The blue arches marking walkways over the freeway are terrific. The arch-enhanced bridge taking Martin Luther King Jr. Parkway over the Raccoon River was a great leap forward. For that matter, the pedestrian bridge at Gray’s Lake is pretty nice.

But this Riverwalk design tops them all, bidding for your attention with the long curve overhead, then raising the stakes with a walkway that curves sideways. It’s not just a way to get from one side of the Des Moines River to the other; it combines geometry with strolling, algebra with exercise.

It’s what you would get more of, if you sent engineers to art school.
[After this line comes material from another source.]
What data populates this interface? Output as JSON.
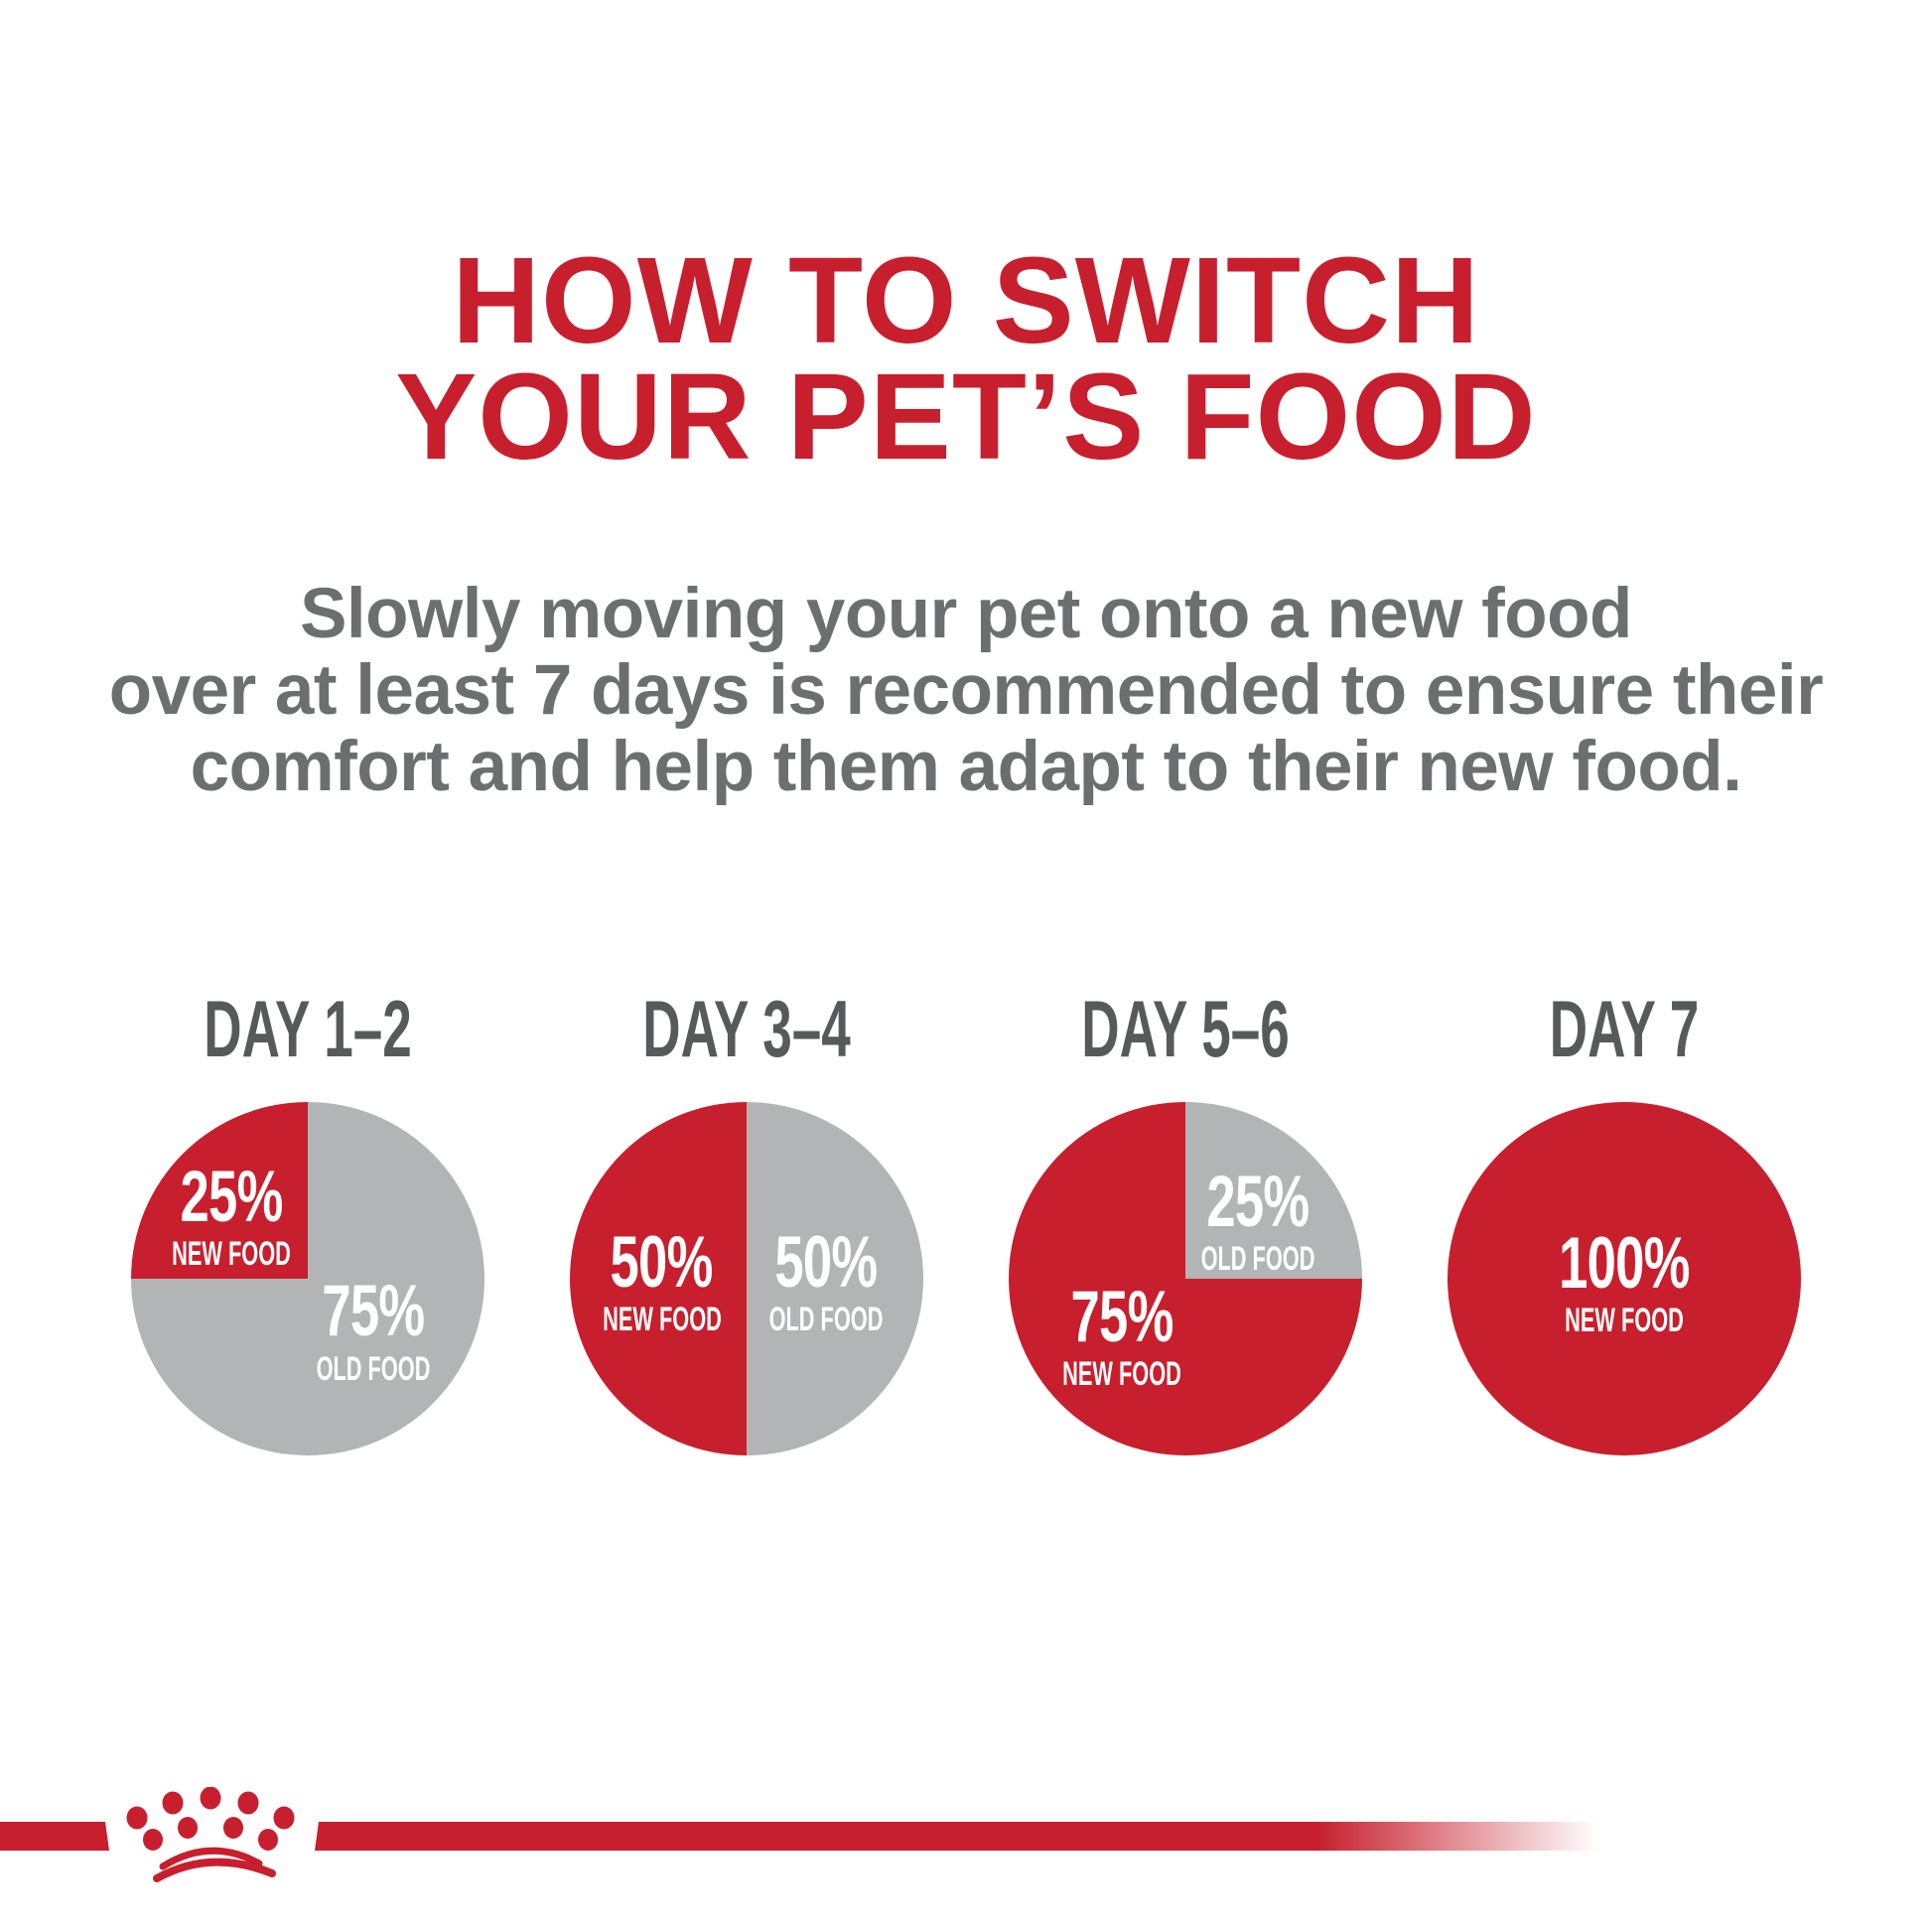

The only drawback is that you can’t properly appreciate it if you’re driving through town on Interstate 235. A driver who pays attention to the roadway – not a common occurrence, but it still happens – will get just a glimpse of a white bow and never feel the full effect. It’s like sprinting past the Mona Lisa.

But then, maybe it’s time for out-of-town drivers to make sure they get off the freeway and look around downtown.

In the old, old days, the high point of visiting downtown Des Moines was marveling over the lofty peak of the Equitable Building. In the less old days, the biggest thrill was … I don’t know, maybe beating a yellow light.

Now we can contend that a drive through our little downtown is like a visit to an art exhibition.

A few blocks west of the white bridge, the Nomade sculpture has returned home. The human form made of letters was missed, and I’m glad we got it back without losing any of the pieces.

Now it’s joined by the array of sculptures that were so generously given to the city by John and Mary Pappajohn, and this is something that should persuade lots of visitors to get out of their cars for a closer look.

Not all of us will “get” all of those artworks. For us lay folks, it can be hard to spot that fine line between postmodern sculpture and vocational technology.

Still, having a sculpture park next door to our copper-colored downtown library identifies us as a city that thinks big and appreciates creativity.

But the Principal Riverwalk bridge is my favorite piece of them all, because it’s more than just good-looking. A great bridge makes a statement about how humans spend their time on this modest little planet. We don’t just try to score victories over nature, which would get us wet and muddy, shake us, strike us with lightning and cover us with volcanic ash every day if it could; we like to do it in big, impressive ways.

The bridge experienced a dramatic moment of humanity before it hosted its first pedestrian. In one day, Greater Des Moines lost a citizen, Alan Neely, to drowning right there at the Center Street Dam, but also witnessed a rescue that was seen around the world. They might as well mail a Pulitzer Prize to Des Moines Register photographer Mary Chind right now, because the shot of bridge builder Jason Oglesbee swooping down like Spider-Man to rescue Patricia Ralph-Neely may have been the best front-page photo ever.

We probably won’t attach that memory to the bridge, though. It will stand on its own.

In Great Britain, the Gateshead Millennium Footbridge connects the cities of Gateshead and Newcastle across the River Tyne. It also has an overhead arch and a walkway arch. Technologically, it surpasses ours, because the whole structure rotates to raise the walkway and allow boats to pass underneath. Fantastic.

But ours is better in one important respect. It’s here.